TEMYİZ EDENİN İDDİALARI: Davacı tarafından, defter ve belgelerini ibraz etmemesine gerekçe olarak eşinin sağlık sorunlarından dolayı ve eşiyle ilgilenecek başka kimse olmamasından dolayı kanuni defter ve belgelerini yasal süresinde ibraz etmediği, yasal süresinden bir kaç gün sonra götürdüğü iddia edilmiş ise de bu iddiasının 213 sayılı Vergi Usul Kanunu’nun 13.maddesinde sayılan mücbir sebepler arasında yer almadığı, hiçbir sebep belirtmeksizin defter ve belgeleri ibraz etmeyerek gizlemek istediği, bu nedenle yapılan tarhiyatlarda hukuka aykırılık bulunmadığı iddialarıyla kararın bozulması istenilmektedir.

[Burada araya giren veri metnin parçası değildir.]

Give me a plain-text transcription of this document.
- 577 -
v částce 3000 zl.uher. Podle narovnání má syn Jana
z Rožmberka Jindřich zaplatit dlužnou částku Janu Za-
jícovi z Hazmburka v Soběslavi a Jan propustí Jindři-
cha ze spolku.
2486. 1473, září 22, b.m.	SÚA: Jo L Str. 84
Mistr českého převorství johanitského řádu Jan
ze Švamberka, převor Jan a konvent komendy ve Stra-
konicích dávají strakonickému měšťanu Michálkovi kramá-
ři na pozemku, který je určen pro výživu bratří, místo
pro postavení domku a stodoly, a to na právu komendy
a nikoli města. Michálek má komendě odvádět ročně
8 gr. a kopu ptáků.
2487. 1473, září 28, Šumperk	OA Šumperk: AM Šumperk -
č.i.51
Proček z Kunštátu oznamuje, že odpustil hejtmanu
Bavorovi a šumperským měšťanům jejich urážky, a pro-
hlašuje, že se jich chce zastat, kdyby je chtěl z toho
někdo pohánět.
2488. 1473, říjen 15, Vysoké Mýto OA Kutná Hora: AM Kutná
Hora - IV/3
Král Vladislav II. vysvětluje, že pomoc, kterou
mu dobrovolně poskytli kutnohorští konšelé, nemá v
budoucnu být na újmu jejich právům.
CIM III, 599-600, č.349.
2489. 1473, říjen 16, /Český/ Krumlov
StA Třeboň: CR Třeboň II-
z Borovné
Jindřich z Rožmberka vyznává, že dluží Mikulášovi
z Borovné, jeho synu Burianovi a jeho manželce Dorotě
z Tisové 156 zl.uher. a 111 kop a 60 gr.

KARŞI TARAFIN SAVUNMASI: Savunma verilmemiştir.

DANIŞTAY TETKİK HÂKİMİ …’İN DÜŞÜNCESİ: Temyiz isteminin reddi ile usul ve yasaya uygun olan Bölge İdare Mahkemesi kararının onanması gerektiği düşünülmektedir.

TÜRK MİLLETİ ADINA
Karar veren Danıştay Dokuzuncu Dairesince, Tetkik Hâkiminin açıklamaları dinlendikten ve dosyadaki belgeler incelendikten sonra gereği görüşüldü:

HUKUKİ DEĞERLENDİRME:
Bölge idare mahkemelerinin nihai kararlarının temyizen bozulması, 2577 sayılı İdari Yargılama Usulü Kanunu’nun 49. maddesinde yer alan sebeplerden birinin varlığı hâlinde mümkündür.
Temyizen incelenen karar usul ve hukuka uygun olup, dilekçede ileri sürülen temyiz nedenleri kararın bozulmasını gerektirecek nitelikte görülmemiştir.
KARAR SONUCU:
Açıklanan nedenlerle;
1.Davalının temyiz isteminin reddine,
2…. Bölge İdare Mahkemesi … Vergi Dava Dairesinin … tarih ve E:…, K:… sayılı kararının ONANMASINA,
3.2577 sayılı İdari Yargılama Usulü Kanunu’nun 50. maddesi uyarınca, onama kararının taraflara tebliğini ve bir örneğinin de … Bölge İdare Mahkemesi … Vergi Dava
Dairesine gönderilmesini teminen dosyanın … Vergi Mahkemesine gönderilmesine, 01/02/2022 tarihinde kesin olarak oybirliğiyle karar verildi.